Carolina Beatriz Ângelo nasceu na Guarda em 1878, tendo aí completado os estudos liceais. Seguiu depois para Lisboa, onde ingressou nas Escolas Politécnica e Médico-Cirúrgica, concluíndo o curso de Medicina em 1902. Nesse mesmo ano, casou-se com Januário Barreto, seu primo e conhecido ativista republicano. Foi a primeira médica portuguesa a operar no Hospital de São José, e trabalhou ainda no Hospital de Rilhafoles, sob orientação de Miguel Bombarda. Mais tarde, dedicou-se à especialidade de ginecologia.

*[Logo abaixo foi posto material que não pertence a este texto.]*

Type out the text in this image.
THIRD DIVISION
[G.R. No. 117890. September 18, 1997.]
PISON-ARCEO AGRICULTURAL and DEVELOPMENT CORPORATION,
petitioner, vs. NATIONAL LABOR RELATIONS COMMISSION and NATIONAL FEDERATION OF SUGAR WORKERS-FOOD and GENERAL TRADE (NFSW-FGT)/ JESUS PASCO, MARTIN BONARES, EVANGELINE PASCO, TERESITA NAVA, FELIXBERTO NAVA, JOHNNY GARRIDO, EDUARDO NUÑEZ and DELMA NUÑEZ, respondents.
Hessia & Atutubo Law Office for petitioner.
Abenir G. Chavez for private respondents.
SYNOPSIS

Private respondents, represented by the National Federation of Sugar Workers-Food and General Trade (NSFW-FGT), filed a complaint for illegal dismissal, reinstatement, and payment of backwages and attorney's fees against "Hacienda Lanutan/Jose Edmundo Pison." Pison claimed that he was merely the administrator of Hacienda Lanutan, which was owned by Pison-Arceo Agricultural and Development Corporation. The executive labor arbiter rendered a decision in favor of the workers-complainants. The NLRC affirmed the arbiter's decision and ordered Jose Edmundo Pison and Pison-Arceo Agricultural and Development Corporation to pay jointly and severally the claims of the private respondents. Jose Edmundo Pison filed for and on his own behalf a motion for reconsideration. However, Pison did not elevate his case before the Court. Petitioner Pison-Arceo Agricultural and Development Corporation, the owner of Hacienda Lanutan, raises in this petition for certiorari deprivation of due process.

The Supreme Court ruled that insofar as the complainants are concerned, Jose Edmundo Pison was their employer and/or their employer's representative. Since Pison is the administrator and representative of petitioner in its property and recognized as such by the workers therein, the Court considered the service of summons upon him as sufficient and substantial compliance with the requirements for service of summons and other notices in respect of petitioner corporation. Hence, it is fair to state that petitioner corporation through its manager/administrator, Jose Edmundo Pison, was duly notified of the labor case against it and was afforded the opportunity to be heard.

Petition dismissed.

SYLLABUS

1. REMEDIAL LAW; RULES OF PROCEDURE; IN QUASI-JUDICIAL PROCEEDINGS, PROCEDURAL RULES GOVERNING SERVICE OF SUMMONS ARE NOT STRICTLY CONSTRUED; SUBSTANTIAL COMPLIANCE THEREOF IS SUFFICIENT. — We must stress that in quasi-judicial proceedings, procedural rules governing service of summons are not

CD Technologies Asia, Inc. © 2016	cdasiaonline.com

Nascida numa família abastada, mas sem ligações políticas, a militância cívica de Carolina Beatriz Ângelo iniciou-se apenas em 1907, juntamente com a de outras médicas, tendo aderido a movimentos femininos a favor da paz e da implantação da República e à Maçonaria, bem como à defesa dos direitos das mulheres, nomeadamente o de votar. A primeira lei eleitoral após a implantação da República reconhecia o direito de votar aos cidadãos portugueses com mais de 21 anos que soubessem ler e escrever e que fossem chefes de família, uma lei claramente criada a pensar apenas nos homens.
Carolina Beatriz Ângelo, sufragista convicta, militante da Liga Republicana das mulheres Portuguesas, fundadora e presidente da Associação de Propaganda Feminista, viu na redação da lei a oportunidade de a usar a seu favor: com mais de 21 anos e instruída, Carolina havia enviuvado em junho de 1910, tendo ficado com uma filha menor a cargo, o que lhe permitia preencher todos os requisitos previstos na lei, pois, gramaticalmente, o plural «chefes de família» inclui masculino e feminino. Dirigiu então um requerimento ao presidente da comissão recenseadora do 2.º Bairro de Lisboa, para que o seu nome constasse do recenseamento eleitoral. A comissão recenseadora indeferiu o pedido, o que levou a jovem médica a recorrer aos tribunais, com o argumento de que a lei não excluía expressamente as mulheres.
E a 28 de abril de 1911, o juiz João Batista de Castro – pai de Ana de Castro Osório, presidente da Liga das Sufragistas Portuguesas – proferia a histórica sentença: «[Excluir] a mulher [...] só por ser mulher [...] é simplesmente absurdo e iníquo e em oposição com as próprias ideias da democracia e justiça proclamadas pelo Partido Republicano [...], porque onde a lei não distingue não pode o julgador distinguir [...] e mando que a reclamante seja incluída no recenseamento eleitoral.» Um mês depois, Carolina Beatriz Ângelo tornava-se a primeira mulher a votar em Portugal.
A atitude de Carolina Beatriz Ângelo desagradou a muitos políticos da época, e levou a uma alteração da lei eleitoral, que passou a determinar que «são eleitores [...] os cidadãos portugueses do sexo masculino maiores de 21 anos ou que completem essa idade até ao termo das operações de recenseamento, [...] saibam ler e escrever português e residam no território da República Portuguesa.”
As mulheres tiveram de esperar até 1931 para lhes verem reconhecido o direito de votar, e mesmo assim com restrições: teriam de ter cursos secundários ou superiores. Só em 1974, depois do 25 de Abril, foram abolidas todas as restrições à capacidade eleitoral dos cidadãos tendo por base o género.
A sua história está agora contada de forma inédita: em banda desenhada, pelo traço único de José Ruy, com edição da Âncora Editora. Ao longo de 32 páginas, José Ruy dá-nos a conhecer todo o percurso de militância cívica de Carolina Beatriz Ângelo e a luta que travou para ver reconhecido o seu direito de votar, mostrando que afinal o regime republicado não era tão progressista como se pensava.